I struggle with giving them the focus and attention that they need from me.
I struggle with being the role model they need to see.
I struggle. A lot. And I know in my heart of hearts that I'm struggling. When I'm doing something that takes away my time or energy from my kids but is not truly more important than them, I generally know it. I know I'm doing it. I know I shouldn't be. I continue most of the time anyway.
I really really struggle.
I struggle even more with the internal war when one of my children makes a statement that tells me they know I'm struggling.
My children have been asking for another baby for months. Months. And the one child who is probably the biggest proponent of another baby told me tonight that he would pray that I wouldn't have any more babies so that I wouldn't have to be irritated by them anymore.
Break my heart. No seriously. It broke my heart. My poor, sweet, kindhearted child, I do not deserve him. I do not deserve to be his mother or to receive his love.
This Christmas season I have been so focused on making it happen. I lose focus on what I'm supposed to be making happen and find my focus so placed on the plans. The lists. The growing to-dos. I was so excited for December first this past weekend. I just knew that some magical switch would be flipped and it would be amazing and then, well it was just another Saturday. We did some fun things together and it was great family time. But there was a sense of feeling let down when Monday hit and it was just another day, in just another week, in just another month. In what is traditionally my very most favorite time of the year I found myself feeling quite blah. I've spent the past three days trying to figure out why and figure out how to shake it off.
And I think that tonight I've found my answer. I've found my answer in some personal reflection after conversation with my two oldest children and what was meant to be a sweet request. See I don't want my son to pray that I don't have more babies. I want my son to know that I am home with them every day because I have chosen to be. Because I want to be. But the only way he will ever know that is if I act as though I want to be here with them.

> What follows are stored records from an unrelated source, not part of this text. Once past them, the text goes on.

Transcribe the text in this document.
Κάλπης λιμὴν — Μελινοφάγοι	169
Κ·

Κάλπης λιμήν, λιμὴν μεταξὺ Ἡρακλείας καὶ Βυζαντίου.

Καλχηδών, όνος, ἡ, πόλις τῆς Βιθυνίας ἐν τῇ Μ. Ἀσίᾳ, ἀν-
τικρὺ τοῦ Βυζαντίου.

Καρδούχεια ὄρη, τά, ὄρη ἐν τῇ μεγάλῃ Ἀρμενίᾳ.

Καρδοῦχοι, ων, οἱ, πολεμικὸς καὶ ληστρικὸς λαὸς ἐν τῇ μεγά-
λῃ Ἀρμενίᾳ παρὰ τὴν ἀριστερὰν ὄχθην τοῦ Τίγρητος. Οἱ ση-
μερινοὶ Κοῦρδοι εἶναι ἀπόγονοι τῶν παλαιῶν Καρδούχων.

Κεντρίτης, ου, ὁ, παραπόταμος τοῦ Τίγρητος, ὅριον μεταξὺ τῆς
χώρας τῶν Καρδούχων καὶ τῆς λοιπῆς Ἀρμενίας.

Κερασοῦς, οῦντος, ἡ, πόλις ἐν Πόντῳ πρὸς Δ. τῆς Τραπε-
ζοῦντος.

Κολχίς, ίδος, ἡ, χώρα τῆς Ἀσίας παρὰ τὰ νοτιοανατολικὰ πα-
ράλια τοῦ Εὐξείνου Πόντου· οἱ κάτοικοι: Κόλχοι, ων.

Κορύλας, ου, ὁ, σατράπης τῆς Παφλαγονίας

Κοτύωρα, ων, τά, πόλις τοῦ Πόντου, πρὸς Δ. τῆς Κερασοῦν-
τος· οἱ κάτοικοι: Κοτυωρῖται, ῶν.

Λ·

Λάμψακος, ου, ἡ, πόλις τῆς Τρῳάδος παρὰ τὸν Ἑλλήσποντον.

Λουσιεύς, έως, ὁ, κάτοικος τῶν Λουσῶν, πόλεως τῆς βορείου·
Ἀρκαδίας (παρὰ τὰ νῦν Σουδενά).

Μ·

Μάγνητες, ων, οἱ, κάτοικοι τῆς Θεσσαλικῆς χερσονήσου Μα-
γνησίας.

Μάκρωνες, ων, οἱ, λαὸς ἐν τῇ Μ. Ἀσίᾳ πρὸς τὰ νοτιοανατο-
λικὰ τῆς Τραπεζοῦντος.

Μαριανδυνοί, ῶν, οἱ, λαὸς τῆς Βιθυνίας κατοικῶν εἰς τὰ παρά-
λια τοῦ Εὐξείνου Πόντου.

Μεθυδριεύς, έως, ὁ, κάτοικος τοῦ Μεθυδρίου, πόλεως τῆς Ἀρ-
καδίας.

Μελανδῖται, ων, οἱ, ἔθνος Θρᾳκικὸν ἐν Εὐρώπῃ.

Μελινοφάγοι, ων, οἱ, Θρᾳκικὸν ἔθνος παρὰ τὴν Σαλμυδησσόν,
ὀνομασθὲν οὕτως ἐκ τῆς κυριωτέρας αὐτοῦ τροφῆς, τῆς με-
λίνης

I struggle with needing to find that awesome project or activity to do on pinterest and spending hours there rather than just creating a project out of supplies I already know we have.
I pin lists of must read books and yet the dozens upon dozens of books we have sitting on shelves throughout the house go mostly ignored.
I plan these elaborate ways to teach my children to give when really it's just so simple to create something together without all the planning and forethought and go and do. I experienced that one Sunday in November. The random opportunity to reach out and give kindness to a stranger who nobody else seemed to see.
The resources are nice. Don't get me wrong. Lots of great ideas swirling in my head BUT when I'm spending more time scouring the resources than I am using them with my children they are no longer of any value to me.
Yesterday my house was a disaster. It needed cleaned. Dishes needed caught up, laundry needed put away, floors needed swept and mopped. Yesterday I pulled out the Christmas stickers, construction paper, and crayons, I layed a folding table flat out on the middle of the living room floor (with the legs still folded under) and I let my kids go to town. I flipped on a Christmas movie and I sat on the couch and was present with them while they colored, stickered, created with love cards for grandparents they miss. It was one of the BEST afternoons I've spent in a long time. One of the absolute best.
And I reflect on that and I reflect on a lot of things from the past few weeks and I sit here and still I struggle.
I just had to share. I had to get it out. I feel convicted. I need to DO better. Not just WANT to do better but to actually DO. So if you don't see me around too much in the coming weeks or even months then it's probably a good sign that I'm struggling less.
My Christmas gift to myself and my children the next few weeks is to focus on them. Making sure they know by my actions and attitude that I love being here with them. That I love doing things with them. That they are not an inconvenience to me.